I have a dream that one day lips that still drip with the words of interposition and nullification will be transformed, where all boys and girls will walk together as sisters and brothers.
I have a dream that one day every valley shall be exalted, every hill and mountain shall be made low, the rough places will be made plain and the crooked places will be made straight and the glory of the Lord shall be revealed, and all flesh shall see it together.
With this faith we will be able to hew out of the mountain of despair a stone of hope. With this faith we will be able to transform the jangling discords of our nation into a beautiful symphony of brotherhood.
With this faith we will be able to work together, to pray together, to struggle together, to go to jail together, to stand up for freedom together, knowing that we will be free one day.
This will be the day when all of God’s children will be able to sing with a new meaning: My homeland, my homeland, my homeland/My love and my heart are for thee/ Egypt! O mother of all lands/ My hope and my ambition/ How can one count/ The blessings of the Nile for mankind?
So let freedom ring…when all of God’s children will be able to join hands and sing: Free at last! Free at last! Thank God Almighty. We are free at last!

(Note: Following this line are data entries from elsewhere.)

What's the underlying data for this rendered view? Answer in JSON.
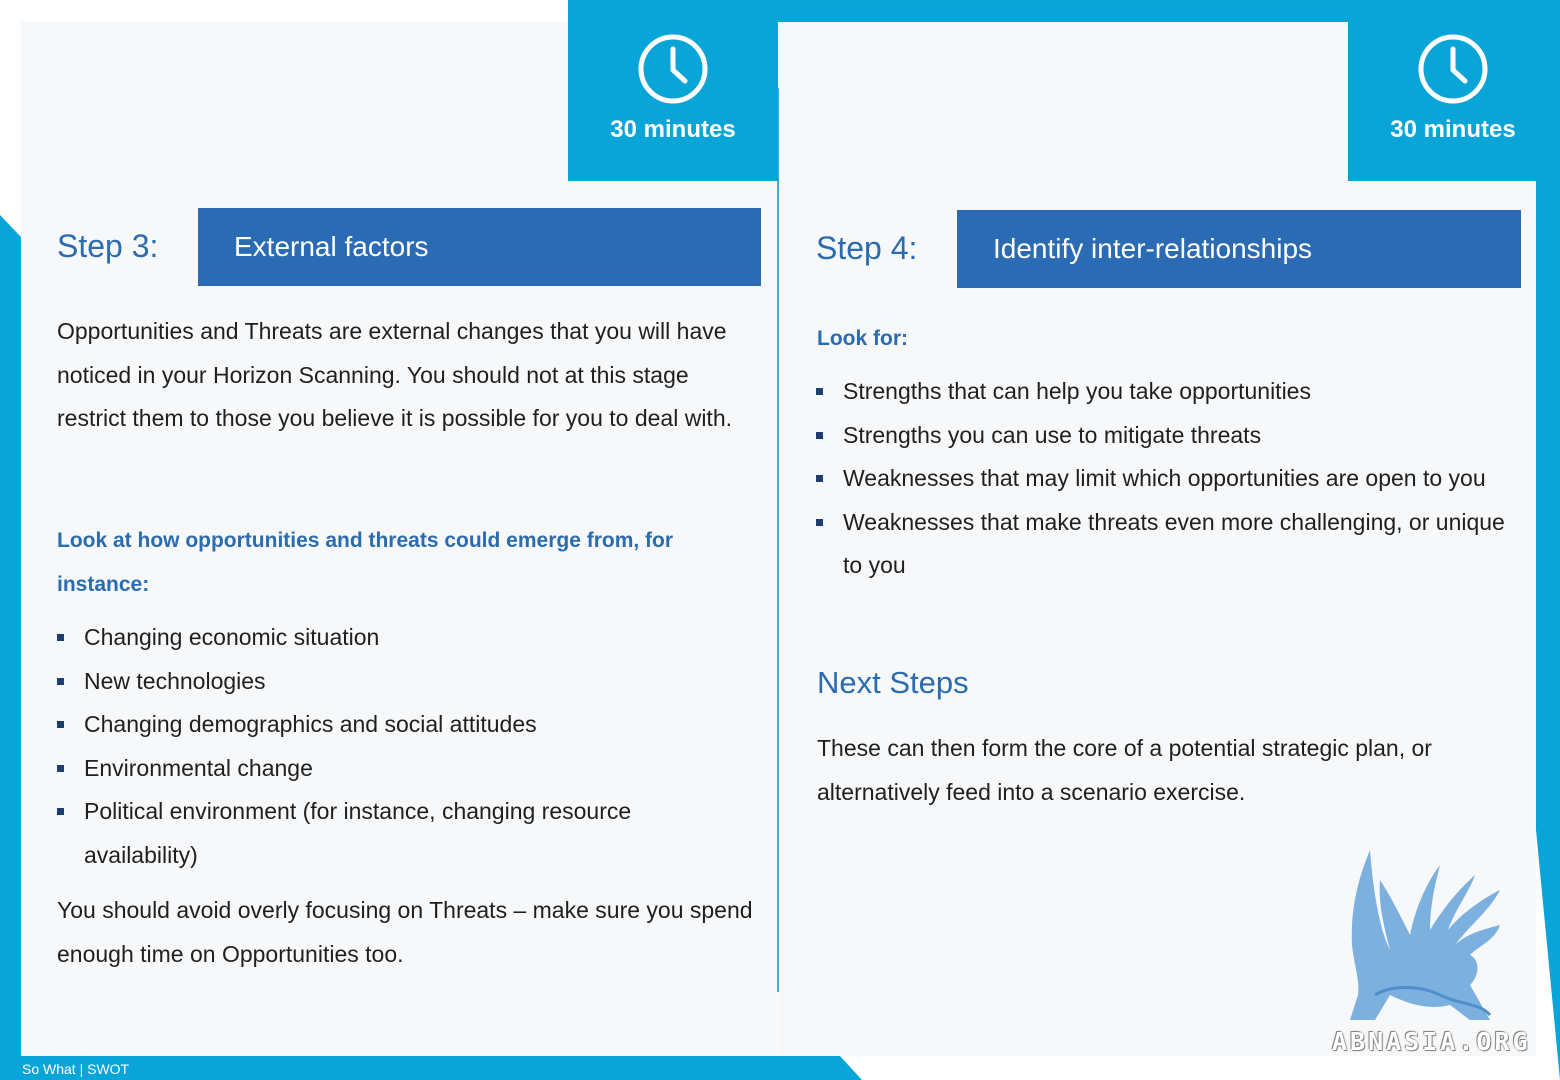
{
  "colors": {
    "accent": "#0aa5d8",
    "header_bar": "#2b6bb3",
    "heading_text": "#2b6bb0"
  },
  "footer": {
    "text": "So What | SWOT"
  },
  "left": {
    "timer": {
      "icon": "clock-icon",
      "label": "30 minutes"
    },
    "step_label": "Step 3:",
    "step_title": "External factors",
    "intro": "Opportunities and Threats are external changes that you will have noticed in your Horizon Scanning. You should not at this stage restrict them to those you believe it is possible for you to deal with.",
    "subheading": "Look at how opportunities and threats could emerge from, for instance:",
    "bullets": [
      "Changing economic situation",
      "New technologies",
      "Changing demographics and social attitudes",
      "Environmental change",
      "Political environment (for instance, changing resource availability)"
    ],
    "closing": "You should avoid overly focusing on Threats – make sure you spend enough time on Opportunities too."
  },
  "right": {
    "timer": {
      "icon": "clock-icon",
      "label": "30 minutes"
    },
    "step_label": "Step 4:",
    "step_title": "Identify inter-relationships",
    "subheading": "Look for:",
    "bullets": [
      "Strengths that can help you take opportunities",
      "Strengths you can use to mitigate threats",
      "Weaknesses that may limit which opportunities are open to you",
      "Weaknesses that make threats even more challenging, or unique to you"
    ],
    "next_heading": "Next Steps",
    "next_text": "These can then form the core of a potential strategic plan, or alternatively feed into a scenario exercise."
  },
  "logo": {
    "icon": "griffin-logo"
  },
  "watermark": {
    "text": "ABNASIA.ORG"
  }
}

Awoken by gunfire and a helicopter overhead, I pick up the newspaper on my lap and read:
Rabaa City is composed of a large number of tents, without any diversity among those protesting; almost all of them come from lower income rural backgrounds… if we continue to disregard and/or persecute these thousands they will become even more extreme in their ideas than they are now, and the possibility of violence will rise, especially now that their dream of an Islamic Caliphate in Egypt has been crushed.
Martin Luther King’s speech in 1963 was the turning point in America’s reconciliation of black and white cultures. It was anchored in the Book of Isaiah and the thanksgiving praise of Psalm 30: For his anger endureth but a moment. In his favour is life. Weeping may endure for a night, but joy cometh in the morning.
The words are King David’s, a prophet of Jews, Christians and Muslims the world over.
Philip Whitfield is a Cairo commentator.